Observer missions from the European Union, Commonwealth and the 16-nation Southern African Development Community (SADC) listed a number of concerns, including the banning of opposition rallies, issues with the voters roll, biased state media coverage and voter intimidation.

"The elections were fraught with irregularities and aggrieved the people of Zimbabwe," political analyst Rejoice Ngwenya said.

"The CCC has good grounds to go to court and challenge the outcome".

Chigumba of ZEC said Mnangagwa had won more than 2.3 million votes, Chamisa more than 1.9 million.

By securing more than half the votes cast, the president avoided a run-off.

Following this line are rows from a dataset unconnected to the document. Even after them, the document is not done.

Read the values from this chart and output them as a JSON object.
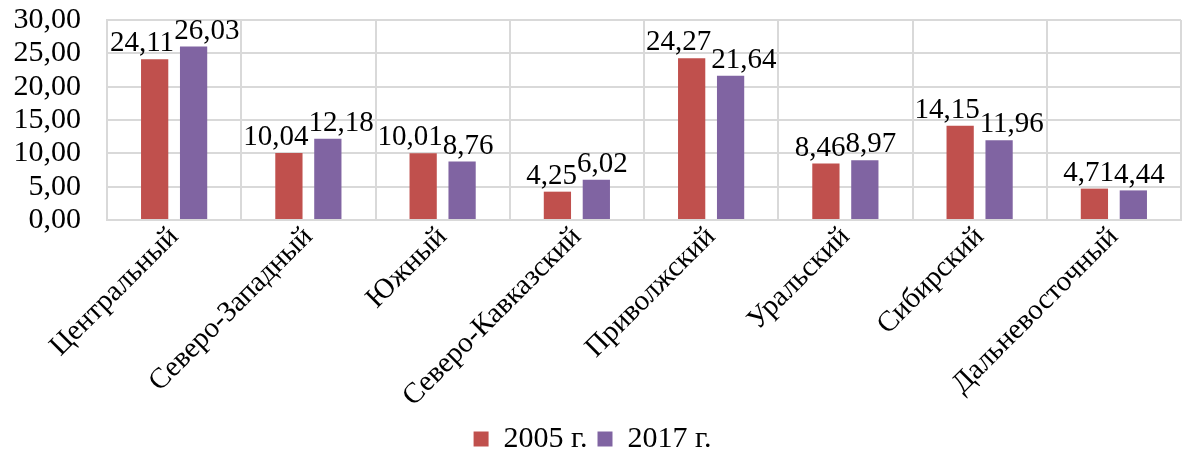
{
  "chart_data": {
    "type": "bar",
    "categories": [
      "Центральный",
      "Северо-Западный",
      "Южный",
      "Северо-Кавказский",
      "Приволжский",
      "Уральский",
      "Сибирский",
      "Дальневосточный"
    ],
    "series": [
      {
        "name": "2005 г.",
        "color": "#c0504d",
        "values": [
          24.11,
          10.04,
          10.01,
          4.25,
          24.27,
          8.46,
          14.15,
          4.71
        ],
        "value_labels": [
          "24,11",
          "10,04",
          "10,01",
          "4,25",
          "24,27",
          "8,46",
          "14,15",
          "4,71"
        ]
      },
      {
        "name": "2017 г.",
        "color": "#8064a2",
        "values": [
          26.03,
          12.18,
          8.76,
          6.02,
          21.64,
          8.97,
          11.96,
          4.44
        ],
        "value_labels": [
          "26,03",
          "12,18",
          "8,76",
          "6,02",
          "21,64",
          "8,97",
          "11,96",
          "4,44"
        ]
      }
    ],
    "ylim": [
      0,
      30
    ],
    "yticks": [
      {
        "value": 0,
        "label": "0,00"
      },
      {
        "value": 5,
        "label": "5,00"
      },
      {
        "value": 10,
        "label": "10,00"
      },
      {
        "value": 15,
        "label": "15,00"
      },
      {
        "value": 20,
        "label": "20,00"
      },
      {
        "value": 25,
        "label": "25,00"
      },
      {
        "value": 30,
        "label": "30,00"
      }
    ],
    "grid": true,
    "legend": "bottom"
  }
}
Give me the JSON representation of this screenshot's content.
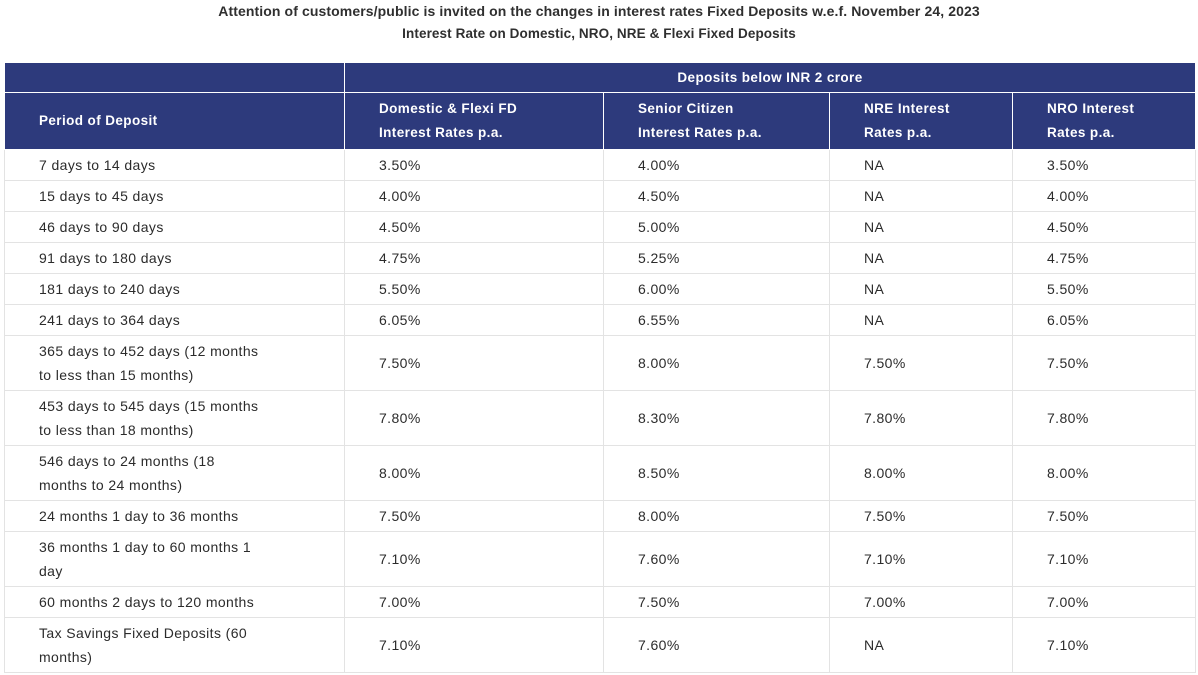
{
  "notice": {
    "line1": "Attention of customers/public is invited on the changes in interest rates Fixed Deposits w.e.f. November 24, 2023",
    "line2": "Interest Rate on Domestic, NRO, NRE & Flexi Fixed Deposits"
  },
  "table": {
    "group_header": "Deposits below INR 2 crore",
    "headers": [
      {
        "line1": "Period of Deposit",
        "line2": ""
      },
      {
        "line1": "Domestic & Flexi FD",
        "line2": "Interest Rates p.a."
      },
      {
        "line1": "Senior Citizen",
        "line2": "Interest Rates p.a."
      },
      {
        "line1": "NRE Interest",
        "line2": "Rates p.a."
      },
      {
        "line1": "NRO Interest",
        "line2": "Rates p.a."
      }
    ],
    "rows": [
      {
        "period_line1": "7 days to 14 days",
        "period_line2": "",
        "domestic": "3.50%",
        "senior": "4.00%",
        "nre": "NA",
        "nro": "3.50%"
      },
      {
        "period_line1": "15 days to 45 days",
        "period_line2": "",
        "domestic": "4.00%",
        "senior": "4.50%",
        "nre": "NA",
        "nro": "4.00%"
      },
      {
        "period_line1": "46 days to 90 days",
        "period_line2": "",
        "domestic": "4.50%",
        "senior": "5.00%",
        "nre": "NA",
        "nro": "4.50%"
      },
      {
        "period_line1": "91 days to 180 days",
        "period_line2": "",
        "domestic": "4.75%",
        "senior": "5.25%",
        "nre": "NA",
        "nro": "4.75%"
      },
      {
        "period_line1": "181 days to 240 days",
        "period_line2": "",
        "domestic": "5.50%",
        "senior": "6.00%",
        "nre": "NA",
        "nro": "5.50%"
      },
      {
        "period_line1": "241 days to 364 days",
        "period_line2": "",
        "domestic": "6.05%",
        "senior": "6.55%",
        "nre": "NA",
        "nro": "6.05%"
      },
      {
        "period_line1": "365 days to 452 days (12 months",
        "period_line2": "to less than 15 months)",
        "domestic": "7.50%",
        "senior": "8.00%",
        "nre": "7.50%",
        "nro": "7.50%"
      },
      {
        "period_line1": "453 days to 545 days (15 months",
        "period_line2": "to less than 18 months)",
        "domestic": "7.80%",
        "senior": "8.30%",
        "nre": "7.80%",
        "nro": "7.80%"
      },
      {
        "period_line1": "546 days to 24 months (18",
        "period_line2": "months to 24 months)",
        "domestic": "8.00%",
        "senior": "8.50%",
        "nre": "8.00%",
        "nro": "8.00%"
      },
      {
        "period_line1": "24 months 1 day to 36 months",
        "period_line2": "",
        "domestic": "7.50%",
        "senior": "8.00%",
        "nre": "7.50%",
        "nro": "7.50%"
      },
      {
        "period_line1": "36 months 1 day to 60 months 1",
        "period_line2": "day",
        "domestic": "7.10%",
        "senior": "7.60%",
        "nre": "7.10%",
        "nro": "7.10%"
      },
      {
        "period_line1": "60 months 2 days to 120 months",
        "period_line2": "",
        "domestic": "7.00%",
        "senior": "7.50%",
        "nre": "7.00%",
        "nro": "7.00%"
      },
      {
        "period_line1": "Tax Savings Fixed Deposits (60",
        "period_line2": "months)",
        "domestic": "7.10%",
        "senior": "7.60%",
        "nre": "NA",
        "nro": "7.10%"
      }
    ]
  },
  "colors": {
    "header_bg": "#2d3a7c",
    "header_text": "#ffffff",
    "border": "#e3e3e3"
  }
}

Voter turnout was 69 per cent.

Nicknamed "The Crocodile" because of his ruthlessness, Mnangagwa first came to power after a coup that deposed the late ruler Robert Mugabe in 2017.

A year later, he narrowly beat Chamisa a first time in a poll that the opposition leader condemned as fraudulent and which was followed by a deadly crackdown.

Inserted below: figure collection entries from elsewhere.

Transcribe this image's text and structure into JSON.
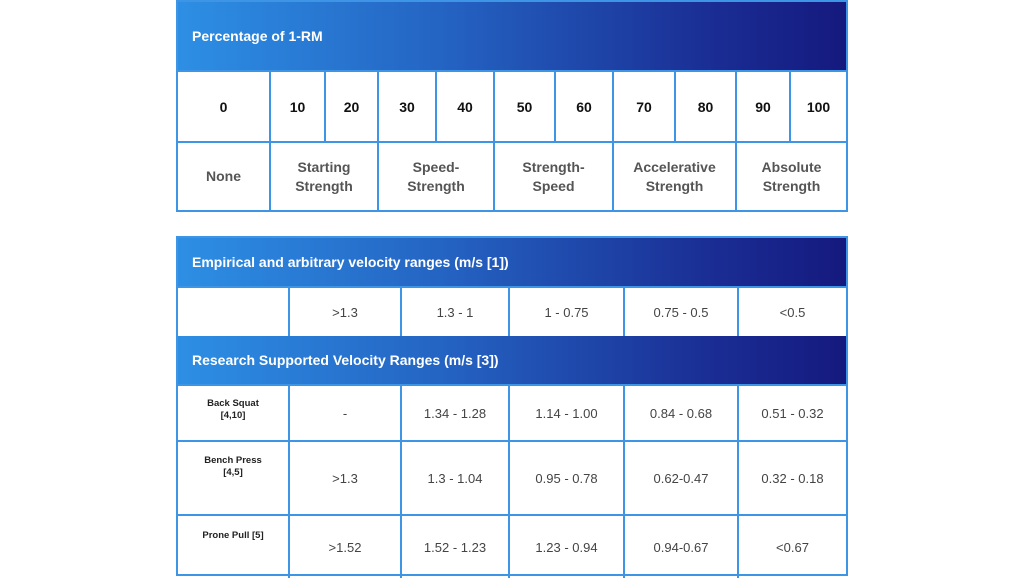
{
  "table1": {
    "header": "Percentage of 1-RM",
    "percentages": [
      "0",
      "10",
      "20",
      "30",
      "40",
      "50",
      "60",
      "70",
      "80",
      "90",
      "100"
    ],
    "zones": [
      {
        "line1": "None",
        "line2": ""
      },
      {
        "line1": "Starting",
        "line2": "Strength"
      },
      {
        "line1": "Speed-",
        "line2": "Strength"
      },
      {
        "line1": "Strength-",
        "line2": "Speed"
      },
      {
        "line1": "Accelerative",
        "line2": "Strength"
      },
      {
        "line1": "Absolute",
        "line2": "Strength"
      }
    ]
  },
  "table2": {
    "header_empirical": "Empirical and arbitrary velocity ranges (m/s [1])",
    "empirical_values": [
      "",
      ">1.3",
      "1.3 - 1",
      "1 - 0.75",
      "0.75 - 0.5",
      "<0.5"
    ],
    "header_research": "Research Supported Velocity Ranges (m/s [3])",
    "rows": [
      {
        "exercise_line1": "Back Squat",
        "exercise_line2": "[4,10]",
        "values": [
          "-",
          "1.34 - 1.28",
          "1.14 - 1.00",
          "0.84 - 0.68",
          "0.51 - 0.32"
        ]
      },
      {
        "exercise_line1": "Bench Press",
        "exercise_line2": "[4,5]",
        "values": [
          ">1.3",
          "1.3 - 1.04",
          "0.95 - 0.78",
          "0.62-0.47",
          "0.32 - 0.18"
        ]
      },
      {
        "exercise_line1": "Prone Pull [5]",
        "exercise_line2": "",
        "values": [
          ">1.52",
          "1.52 - 1.23",
          "1.23 - 0.94",
          "0.94-0.67",
          "<0.67"
        ]
      }
    ]
  },
  "colors": {
    "border": "#3e95e6",
    "header_gradient_start": "#2d8fe4",
    "header_gradient_end": "#15197e",
    "header_text": "#ffffff"
  }
}
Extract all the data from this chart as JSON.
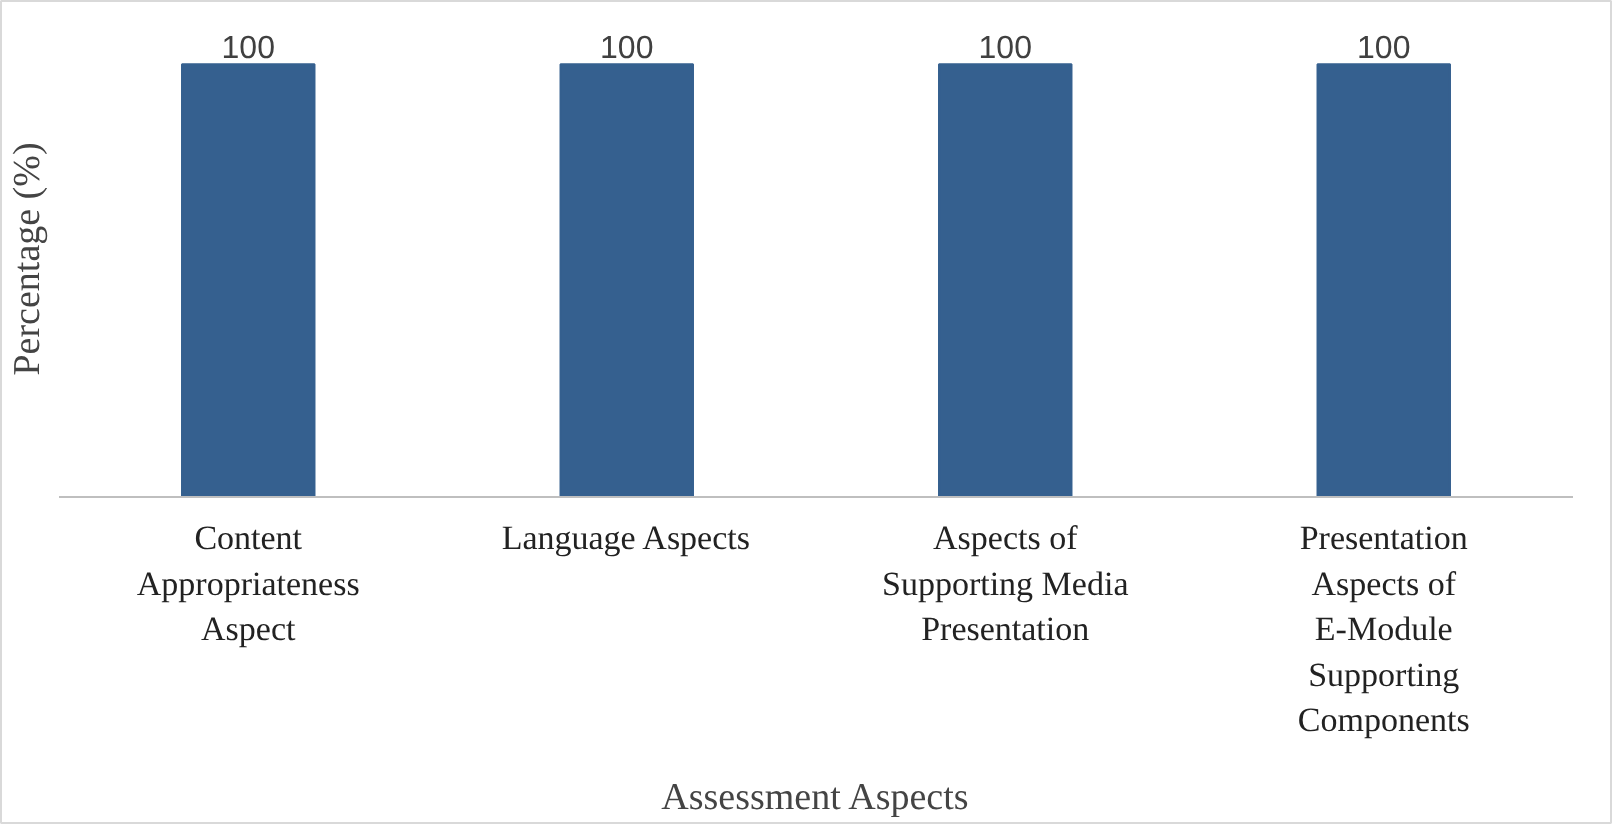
{
  "chart_data": {
    "type": "bar",
    "categories": [
      "Content Appropriateness Aspect",
      "Language Aspects",
      "Aspects of Supporting Media Presentation",
      "Presentation Aspects of E-Module Supporting Components"
    ],
    "values": [
      100,
      100,
      100,
      100
    ],
    "color": "#35608f",
    "xlabel": "Assessment Aspects",
    "ylabel": "Percentage (%)",
    "data_labels": true,
    "tick_labels": "x",
    "grid": false
  }
}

This week, voting was forced to stretch into an unprecedented second day because of delays in printing of ballot papers in some key districts including the opposition stronghold Harare.

Chamisa condemned the delays as "a clear case of voter suppression, a classic case of Stone-Age... rigging".

As a white-ruled British colony named Rhodesia, the country broke away from London in 1965, gaining independence in 1980 after a long guerrilla war and renamed Zimbabwe.

But under Mugabe, its first leader, the fledgling democracy spiralled into hardline rule and economic decline, with hyperinflation wiping out savings and deterring investment.

The opposition hoped to ride a wave of discontent over corruption, high inflation, unemployment and entrenched poverty.

But ZANU-PF was also declared the winner in the parliamentary race, securing 136 of the 210 seats up for grabs under a first-past-the-post system, against 73 for the CCC. One seat was not assigned due to the death of a candidate.

Another 60 are reserved for women appointed through a party-list system of proportional representation.